Et Corbon (17RD) démontre que l'Eglise n'a jamais honoré le travail : « Dans la longue série des saints envoyés au Paradis, on n'en aurait pas trouvé un seul qui ait été canonisé pour s'être montré un grand travailleur, pour avoir élargi le domaine, l'activité humaine, pour avoir été , par ses découvertes, un bienfaiteur de l'humanité. »

En face du Panthéon catholique, le « Palais de l'Industrie » rappelle, lui, « trois ou quatre cents noms de mathématiciens, d'artistes, de constructeurs, d'inventeurs, de travailleurs de tout genre… et pas un seul homme n'y figure pour sa piété ». Cette simple comparaison oppose la société catholique « humanité qui ne pense qu'au ciel et se laisse conduire au ciel par la main de l'Eglise » à la société moderne, « humanité qui ne songe plus à la béatitude éternelle, mais songe aux intérêts de ce monde et cherche à prendre possession de la terre par la science et par le travail ».

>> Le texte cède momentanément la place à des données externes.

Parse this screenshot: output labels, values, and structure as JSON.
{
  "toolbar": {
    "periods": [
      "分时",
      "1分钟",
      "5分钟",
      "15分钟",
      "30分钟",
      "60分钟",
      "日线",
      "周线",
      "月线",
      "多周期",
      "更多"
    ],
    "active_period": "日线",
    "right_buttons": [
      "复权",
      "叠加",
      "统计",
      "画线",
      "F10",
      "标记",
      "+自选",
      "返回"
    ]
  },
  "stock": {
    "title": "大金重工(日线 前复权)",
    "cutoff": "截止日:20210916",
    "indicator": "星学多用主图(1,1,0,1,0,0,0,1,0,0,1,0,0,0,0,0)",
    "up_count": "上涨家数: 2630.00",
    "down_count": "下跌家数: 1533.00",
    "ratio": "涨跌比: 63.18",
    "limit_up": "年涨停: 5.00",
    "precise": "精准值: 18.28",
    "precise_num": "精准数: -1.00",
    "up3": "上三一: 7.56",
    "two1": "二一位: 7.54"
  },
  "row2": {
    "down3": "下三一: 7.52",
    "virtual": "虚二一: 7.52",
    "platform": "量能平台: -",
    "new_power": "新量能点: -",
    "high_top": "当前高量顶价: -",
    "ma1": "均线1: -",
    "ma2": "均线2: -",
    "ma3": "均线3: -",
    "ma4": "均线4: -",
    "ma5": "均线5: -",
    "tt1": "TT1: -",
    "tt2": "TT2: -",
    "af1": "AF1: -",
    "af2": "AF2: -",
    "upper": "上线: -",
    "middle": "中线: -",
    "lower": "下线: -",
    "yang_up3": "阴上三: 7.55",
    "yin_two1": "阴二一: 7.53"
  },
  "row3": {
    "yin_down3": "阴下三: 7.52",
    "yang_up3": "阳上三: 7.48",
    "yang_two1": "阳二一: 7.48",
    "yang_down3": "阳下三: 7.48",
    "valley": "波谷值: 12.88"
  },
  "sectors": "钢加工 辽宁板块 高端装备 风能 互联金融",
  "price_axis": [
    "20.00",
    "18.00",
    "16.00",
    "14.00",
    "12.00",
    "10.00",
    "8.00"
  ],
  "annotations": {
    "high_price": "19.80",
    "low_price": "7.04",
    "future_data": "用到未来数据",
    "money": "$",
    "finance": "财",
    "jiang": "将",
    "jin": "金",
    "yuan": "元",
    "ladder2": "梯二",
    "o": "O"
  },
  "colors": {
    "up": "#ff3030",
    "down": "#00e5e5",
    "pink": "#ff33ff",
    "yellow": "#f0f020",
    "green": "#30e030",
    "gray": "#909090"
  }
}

On pourrait multiplier les preuves de ce divorce croissant entre les thèses catholiques, conservatrices d'un ordre social déterminé, et les thèses « républicaines », inspirées par le mouvement même de l'histoire. Dans cette lutte apparait bien le caractère dynamique du capitalisme, destructeur des valeurs et des hiérarchies qui ne viennent pas de lui; et aussi la relativité de ses concepts révolutionnaires, de sa laïcité. Car c'est en vue de substituer son ordre à l'ordre économique qu'il doit détruire intégralement, c'est en vue d'installer ses valeurs, sa hiérarchie, ses dogmes à la place des valeurs, de la hiérarchie, des dogmes féodaux qu'il lutte pour la laïcité. Placé à la pointe du combat social, il entraine derrière lui, contre l'immobilisme des cléricaux, contre le conservatisme des seigneurs ruraux les masses ouvrières à peine conscientes de leurs intérêts spécifiques.

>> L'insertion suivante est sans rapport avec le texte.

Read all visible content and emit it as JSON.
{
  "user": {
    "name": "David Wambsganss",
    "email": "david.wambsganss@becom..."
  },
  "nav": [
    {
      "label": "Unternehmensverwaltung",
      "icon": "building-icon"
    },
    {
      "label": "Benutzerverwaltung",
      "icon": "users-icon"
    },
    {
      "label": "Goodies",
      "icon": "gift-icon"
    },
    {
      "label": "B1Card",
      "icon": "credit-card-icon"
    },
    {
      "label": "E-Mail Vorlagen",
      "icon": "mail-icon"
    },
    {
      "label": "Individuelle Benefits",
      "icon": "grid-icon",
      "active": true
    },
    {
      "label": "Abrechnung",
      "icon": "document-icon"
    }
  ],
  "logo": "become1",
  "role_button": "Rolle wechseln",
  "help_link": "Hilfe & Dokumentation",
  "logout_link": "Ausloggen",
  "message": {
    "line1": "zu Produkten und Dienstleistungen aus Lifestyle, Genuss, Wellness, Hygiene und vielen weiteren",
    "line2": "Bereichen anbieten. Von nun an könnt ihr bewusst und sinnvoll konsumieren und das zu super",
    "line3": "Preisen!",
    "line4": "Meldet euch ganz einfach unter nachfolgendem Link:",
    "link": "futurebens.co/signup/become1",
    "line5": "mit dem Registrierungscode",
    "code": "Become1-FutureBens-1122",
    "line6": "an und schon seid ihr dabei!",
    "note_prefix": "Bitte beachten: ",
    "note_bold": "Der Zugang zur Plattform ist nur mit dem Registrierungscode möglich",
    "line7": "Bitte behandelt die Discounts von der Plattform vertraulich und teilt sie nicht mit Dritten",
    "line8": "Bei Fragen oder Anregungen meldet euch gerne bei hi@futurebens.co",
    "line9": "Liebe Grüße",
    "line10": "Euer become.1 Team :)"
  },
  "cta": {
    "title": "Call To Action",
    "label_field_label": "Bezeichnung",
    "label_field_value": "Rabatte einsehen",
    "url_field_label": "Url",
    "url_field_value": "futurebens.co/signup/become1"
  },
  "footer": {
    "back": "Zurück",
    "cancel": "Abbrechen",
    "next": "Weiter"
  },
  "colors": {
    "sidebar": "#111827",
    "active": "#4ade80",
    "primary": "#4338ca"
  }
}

Mais il crée un certain nombre d'idéologies propres qui donnent bien à sa laïcité son caractère relatif. Ainsi, il fait sienne la mystique nationale extrêmement vivace dans l'Europe du XIX° siècle et plus encore dans la France mutilée par la guerre de 1870. Cette mystique nationale est une des causes, elle aussi, du mouvement en faveur de l'instruction populaire obligatoire, gratuite et laïque. Dès le lendemain de la guerre, le « relèvement du pays » exige cet effort général d'instruction. « Aucune autre question n'offre plus d'intérêt pour le relèvement de la France. » Laïques et cléricaux se disputeront l'honneur d'être les meilleurs patriotes, les meilleurs serviteurs de la grandeur de la patrie.

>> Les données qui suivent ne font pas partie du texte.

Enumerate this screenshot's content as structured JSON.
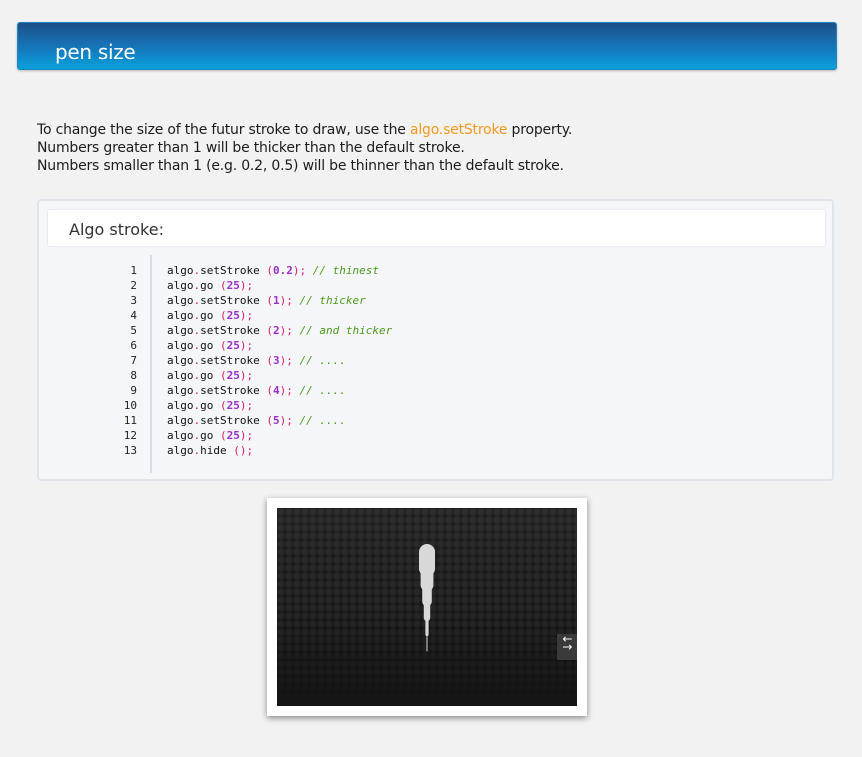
{
  "header": {
    "title": "pen size"
  },
  "intro": {
    "line1_before": "To change the size of the futur stroke to draw, use the ",
    "line1_link": "algo.setStroke",
    "line1_after": " property.",
    "line2": "Numbers greater than 1 will be thicker than the default stroke.",
    "line3": "Numbers smaller than 1 (e.g. 0.2, 0.5) will be thinner than the default stroke."
  },
  "code_panel": {
    "title": "Algo stroke:",
    "lines": [
      {
        "n": "1",
        "obj": "algo",
        "method": "setStroke",
        "arg": "0.2",
        "comment": "// thinest"
      },
      {
        "n": "2",
        "obj": "algo",
        "method": "go",
        "arg": "25",
        "comment": ""
      },
      {
        "n": "3",
        "obj": "algo",
        "method": "setStroke",
        "arg": "1",
        "comment": "// thicker"
      },
      {
        "n": "4",
        "obj": "algo",
        "method": "go",
        "arg": "25",
        "comment": ""
      },
      {
        "n": "5",
        "obj": "algo",
        "method": "setStroke",
        "arg": "2",
        "comment": "// and thicker"
      },
      {
        "n": "6",
        "obj": "algo",
        "method": "go",
        "arg": "25",
        "comment": ""
      },
      {
        "n": "7",
        "obj": "algo",
        "method": "setStroke",
        "arg": "3",
        "comment": "// ...."
      },
      {
        "n": "8",
        "obj": "algo",
        "method": "go",
        "arg": "25",
        "comment": ""
      },
      {
        "n": "9",
        "obj": "algo",
        "method": "setStroke",
        "arg": "4",
        "comment": "// ...."
      },
      {
        "n": "10",
        "obj": "algo",
        "method": "go",
        "arg": "25",
        "comment": ""
      },
      {
        "n": "11",
        "obj": "algo",
        "method": "setStroke",
        "arg": "5",
        "comment": "// ...."
      },
      {
        "n": "12",
        "obj": "algo",
        "method": "go",
        "arg": "25",
        "comment": ""
      },
      {
        "n": "13",
        "obj": "algo",
        "method": "hide",
        "arg": "",
        "comment": ""
      }
    ]
  },
  "preview": {
    "toggle_icon": "collapse-expand-icon",
    "toggle_glyph": "↓↑",
    "stroke_color": "#d8d8d8"
  }
}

La mystique nationale se manifeste sur tous les bancs du Parlement. Elle est si forte que les écoles socialistes, diverses de cette époque n'en sont pas toutes débarrassées. Benoît Malon va jusqu'à demander en même temps que « les repas scolaires et les fournitures gratuites, les bataillons scolaires ouverts à tous » (18MP).

Paul Bert regrette la séparation des enfants dès l’école parce que « c'est une mauvaise préparation à l’union, à la concorde et à la fraternité qui doivent exister entre les enfants de la Mère Patrie ».

« En votant cette loi vous aurez bien mérité de la Patrie » affirment plusieurs orateurs républicains.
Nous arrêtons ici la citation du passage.